From the scene of the disaster they had moved to a little fishing village on the Yorkshire coast where they lodged in the cottage of a widow named Storm, perched halfway up a cliff, and from the windows they could see right over the North Sea, smooth as glass, with the herring fleet dotted like flies on its gleaming surface. Here, he thought, they could overcome their difficulties and relax the tension brought about by that last dark experience. There would be health in the wide sea and the huge cliffs and the moorland air. But it was the first time Matilda had been out of the crowd, and the peace and the emptiness induced brooding in her.

When he gave her the necklace she took it out of its white satin and velvet case and fingered it and let the light play on it. Then it seemed to frighten her, and she asked how much it had cost. He told her.

“It seems a sin,” said she, and put it back in its case.

That night she received his letter and then only she seemed to understand why he had given her the necklace, and she came and patted his shoulder and kissed the top of his head. She began to talk of Enid, how she never complained and never said an unkind word of anybody, and how proud she was of two little trinkets, a brooch and a bangle, given her by her husband, which she said she had never pawned and never would.

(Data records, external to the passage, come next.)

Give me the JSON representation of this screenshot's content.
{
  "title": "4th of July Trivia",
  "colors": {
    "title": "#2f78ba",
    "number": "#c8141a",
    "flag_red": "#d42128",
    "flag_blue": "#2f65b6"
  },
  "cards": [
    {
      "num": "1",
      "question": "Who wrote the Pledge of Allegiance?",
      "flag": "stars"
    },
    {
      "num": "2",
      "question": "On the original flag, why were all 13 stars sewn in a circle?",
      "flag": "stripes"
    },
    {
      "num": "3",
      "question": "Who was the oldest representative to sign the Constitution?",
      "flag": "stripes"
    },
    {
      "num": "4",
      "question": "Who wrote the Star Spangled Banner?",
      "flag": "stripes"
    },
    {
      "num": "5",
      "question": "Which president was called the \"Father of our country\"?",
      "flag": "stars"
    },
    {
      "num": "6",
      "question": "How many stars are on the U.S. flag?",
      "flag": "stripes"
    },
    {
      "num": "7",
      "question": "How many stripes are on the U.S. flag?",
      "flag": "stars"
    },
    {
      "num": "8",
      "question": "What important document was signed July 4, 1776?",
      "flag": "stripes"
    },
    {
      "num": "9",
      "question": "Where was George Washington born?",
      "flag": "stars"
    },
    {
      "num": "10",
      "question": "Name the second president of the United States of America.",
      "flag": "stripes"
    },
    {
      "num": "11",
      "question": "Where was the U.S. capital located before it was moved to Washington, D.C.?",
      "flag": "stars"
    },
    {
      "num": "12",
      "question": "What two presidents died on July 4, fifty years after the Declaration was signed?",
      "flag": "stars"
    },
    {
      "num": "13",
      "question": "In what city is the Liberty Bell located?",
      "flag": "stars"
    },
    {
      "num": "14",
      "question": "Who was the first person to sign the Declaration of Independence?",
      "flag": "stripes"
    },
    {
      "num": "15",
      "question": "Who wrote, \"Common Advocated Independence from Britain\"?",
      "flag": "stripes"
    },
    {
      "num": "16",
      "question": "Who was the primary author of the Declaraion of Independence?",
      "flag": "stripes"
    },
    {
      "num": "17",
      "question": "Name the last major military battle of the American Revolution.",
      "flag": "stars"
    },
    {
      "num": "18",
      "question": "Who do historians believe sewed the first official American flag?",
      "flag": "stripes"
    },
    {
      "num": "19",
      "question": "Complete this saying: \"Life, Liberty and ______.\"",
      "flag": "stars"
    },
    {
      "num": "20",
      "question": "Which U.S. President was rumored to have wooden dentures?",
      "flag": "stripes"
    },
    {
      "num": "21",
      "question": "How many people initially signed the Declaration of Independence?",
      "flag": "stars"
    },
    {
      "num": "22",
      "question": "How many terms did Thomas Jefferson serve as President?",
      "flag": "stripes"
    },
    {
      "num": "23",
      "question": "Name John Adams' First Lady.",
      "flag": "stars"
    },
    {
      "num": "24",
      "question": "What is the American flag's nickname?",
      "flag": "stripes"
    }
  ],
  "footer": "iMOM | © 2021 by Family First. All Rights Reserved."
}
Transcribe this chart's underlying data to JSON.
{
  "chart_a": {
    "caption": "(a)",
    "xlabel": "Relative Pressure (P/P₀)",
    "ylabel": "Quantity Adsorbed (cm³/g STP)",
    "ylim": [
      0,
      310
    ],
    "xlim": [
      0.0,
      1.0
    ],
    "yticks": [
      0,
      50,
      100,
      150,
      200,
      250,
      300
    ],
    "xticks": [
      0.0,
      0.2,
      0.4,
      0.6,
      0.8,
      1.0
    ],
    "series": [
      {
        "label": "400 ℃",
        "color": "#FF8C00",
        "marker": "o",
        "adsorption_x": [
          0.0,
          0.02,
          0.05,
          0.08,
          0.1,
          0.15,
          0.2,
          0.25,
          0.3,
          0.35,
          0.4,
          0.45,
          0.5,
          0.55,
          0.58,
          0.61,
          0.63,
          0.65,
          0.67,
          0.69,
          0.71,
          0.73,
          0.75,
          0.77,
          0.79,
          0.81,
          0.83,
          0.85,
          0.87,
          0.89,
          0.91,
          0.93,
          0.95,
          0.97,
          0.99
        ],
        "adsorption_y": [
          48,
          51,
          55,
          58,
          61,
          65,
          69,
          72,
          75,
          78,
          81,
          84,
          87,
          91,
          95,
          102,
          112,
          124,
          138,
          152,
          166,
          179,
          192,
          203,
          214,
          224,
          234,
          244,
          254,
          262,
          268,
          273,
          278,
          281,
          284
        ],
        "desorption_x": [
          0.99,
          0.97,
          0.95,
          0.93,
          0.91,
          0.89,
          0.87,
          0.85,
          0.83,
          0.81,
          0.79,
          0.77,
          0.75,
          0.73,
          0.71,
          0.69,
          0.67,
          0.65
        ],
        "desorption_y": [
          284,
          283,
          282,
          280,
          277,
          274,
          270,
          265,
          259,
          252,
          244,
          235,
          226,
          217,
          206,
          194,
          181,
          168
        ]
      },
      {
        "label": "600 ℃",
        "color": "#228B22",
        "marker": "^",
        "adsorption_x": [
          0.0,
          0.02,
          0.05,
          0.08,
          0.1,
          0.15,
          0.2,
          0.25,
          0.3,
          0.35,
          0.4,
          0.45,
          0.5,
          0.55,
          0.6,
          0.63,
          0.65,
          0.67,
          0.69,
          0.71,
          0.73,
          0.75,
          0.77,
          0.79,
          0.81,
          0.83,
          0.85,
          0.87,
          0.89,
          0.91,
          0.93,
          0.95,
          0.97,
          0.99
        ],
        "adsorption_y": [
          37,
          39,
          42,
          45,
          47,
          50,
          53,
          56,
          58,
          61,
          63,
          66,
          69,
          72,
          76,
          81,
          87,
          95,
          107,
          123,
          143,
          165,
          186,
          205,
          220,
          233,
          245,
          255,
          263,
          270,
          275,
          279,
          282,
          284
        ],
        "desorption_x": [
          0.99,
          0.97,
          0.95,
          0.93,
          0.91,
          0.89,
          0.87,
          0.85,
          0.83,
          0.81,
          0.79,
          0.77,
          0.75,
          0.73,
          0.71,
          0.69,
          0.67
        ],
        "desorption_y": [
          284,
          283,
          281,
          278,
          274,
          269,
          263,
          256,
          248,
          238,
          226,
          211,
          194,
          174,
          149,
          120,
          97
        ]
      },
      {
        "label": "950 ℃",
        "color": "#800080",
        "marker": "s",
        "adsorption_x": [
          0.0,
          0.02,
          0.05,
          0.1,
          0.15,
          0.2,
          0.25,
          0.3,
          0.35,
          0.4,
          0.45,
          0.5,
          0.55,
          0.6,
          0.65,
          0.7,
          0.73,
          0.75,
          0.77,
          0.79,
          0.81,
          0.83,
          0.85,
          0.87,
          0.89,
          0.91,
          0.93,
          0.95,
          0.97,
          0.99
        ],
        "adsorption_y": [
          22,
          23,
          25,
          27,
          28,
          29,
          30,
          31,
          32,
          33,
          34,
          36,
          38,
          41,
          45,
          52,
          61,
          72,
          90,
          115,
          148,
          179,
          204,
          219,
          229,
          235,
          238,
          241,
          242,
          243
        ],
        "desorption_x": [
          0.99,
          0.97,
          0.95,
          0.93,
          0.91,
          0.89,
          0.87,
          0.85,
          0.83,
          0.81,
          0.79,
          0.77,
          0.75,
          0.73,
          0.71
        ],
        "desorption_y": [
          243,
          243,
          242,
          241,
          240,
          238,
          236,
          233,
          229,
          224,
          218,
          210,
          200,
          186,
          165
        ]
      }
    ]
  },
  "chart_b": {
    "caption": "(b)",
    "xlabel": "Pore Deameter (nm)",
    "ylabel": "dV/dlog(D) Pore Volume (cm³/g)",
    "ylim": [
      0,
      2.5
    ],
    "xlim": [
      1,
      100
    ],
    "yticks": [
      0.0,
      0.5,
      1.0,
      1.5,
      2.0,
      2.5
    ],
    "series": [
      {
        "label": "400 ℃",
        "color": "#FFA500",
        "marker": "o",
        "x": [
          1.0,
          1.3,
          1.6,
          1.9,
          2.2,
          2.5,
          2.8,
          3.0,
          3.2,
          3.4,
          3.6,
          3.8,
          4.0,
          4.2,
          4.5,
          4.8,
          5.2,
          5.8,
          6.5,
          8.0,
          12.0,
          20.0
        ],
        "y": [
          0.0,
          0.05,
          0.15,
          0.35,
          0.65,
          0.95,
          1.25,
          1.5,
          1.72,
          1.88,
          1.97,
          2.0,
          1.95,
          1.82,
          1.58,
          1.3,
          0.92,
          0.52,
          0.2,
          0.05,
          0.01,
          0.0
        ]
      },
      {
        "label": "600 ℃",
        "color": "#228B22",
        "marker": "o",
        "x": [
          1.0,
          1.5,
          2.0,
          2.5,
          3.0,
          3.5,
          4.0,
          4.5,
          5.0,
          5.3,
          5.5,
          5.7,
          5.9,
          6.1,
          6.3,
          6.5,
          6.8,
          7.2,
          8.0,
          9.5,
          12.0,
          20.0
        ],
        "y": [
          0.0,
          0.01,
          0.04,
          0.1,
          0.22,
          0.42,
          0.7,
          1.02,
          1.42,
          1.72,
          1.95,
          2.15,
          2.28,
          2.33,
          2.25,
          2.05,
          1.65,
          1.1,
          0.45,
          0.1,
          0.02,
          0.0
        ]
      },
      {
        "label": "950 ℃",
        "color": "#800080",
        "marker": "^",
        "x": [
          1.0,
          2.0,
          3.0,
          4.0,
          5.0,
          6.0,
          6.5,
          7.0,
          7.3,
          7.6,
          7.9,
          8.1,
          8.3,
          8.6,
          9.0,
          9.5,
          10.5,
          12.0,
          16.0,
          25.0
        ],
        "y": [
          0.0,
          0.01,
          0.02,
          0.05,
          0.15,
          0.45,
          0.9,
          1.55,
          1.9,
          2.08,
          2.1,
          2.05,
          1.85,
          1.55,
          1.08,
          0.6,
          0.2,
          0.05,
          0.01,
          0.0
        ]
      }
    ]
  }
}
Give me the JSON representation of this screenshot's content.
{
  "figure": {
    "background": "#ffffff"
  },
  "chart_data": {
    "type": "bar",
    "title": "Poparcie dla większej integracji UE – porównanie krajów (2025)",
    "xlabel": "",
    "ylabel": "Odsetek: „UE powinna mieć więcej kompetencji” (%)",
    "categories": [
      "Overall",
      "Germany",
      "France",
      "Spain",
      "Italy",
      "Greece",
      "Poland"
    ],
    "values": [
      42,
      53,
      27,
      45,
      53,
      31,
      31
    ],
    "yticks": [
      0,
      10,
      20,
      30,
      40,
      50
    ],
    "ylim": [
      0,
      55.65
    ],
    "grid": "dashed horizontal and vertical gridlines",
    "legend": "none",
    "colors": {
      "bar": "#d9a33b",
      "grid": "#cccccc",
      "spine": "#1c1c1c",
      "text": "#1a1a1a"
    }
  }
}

“The world seems upside down,” said Matilda.

“No. No,” he protested. “It is all as it should be, as it must be. My dear child, I can’t tell you how sorry I am. I hurt you, made things hard for you. I was seeing the world all wrong. Men and women seemed only toys. . . .”

“But Enid used to say, you can’t expect anything from people when they have to think of money all day long.”

“When did she say that?”

“When her husband was out so long and didn’t write to her.”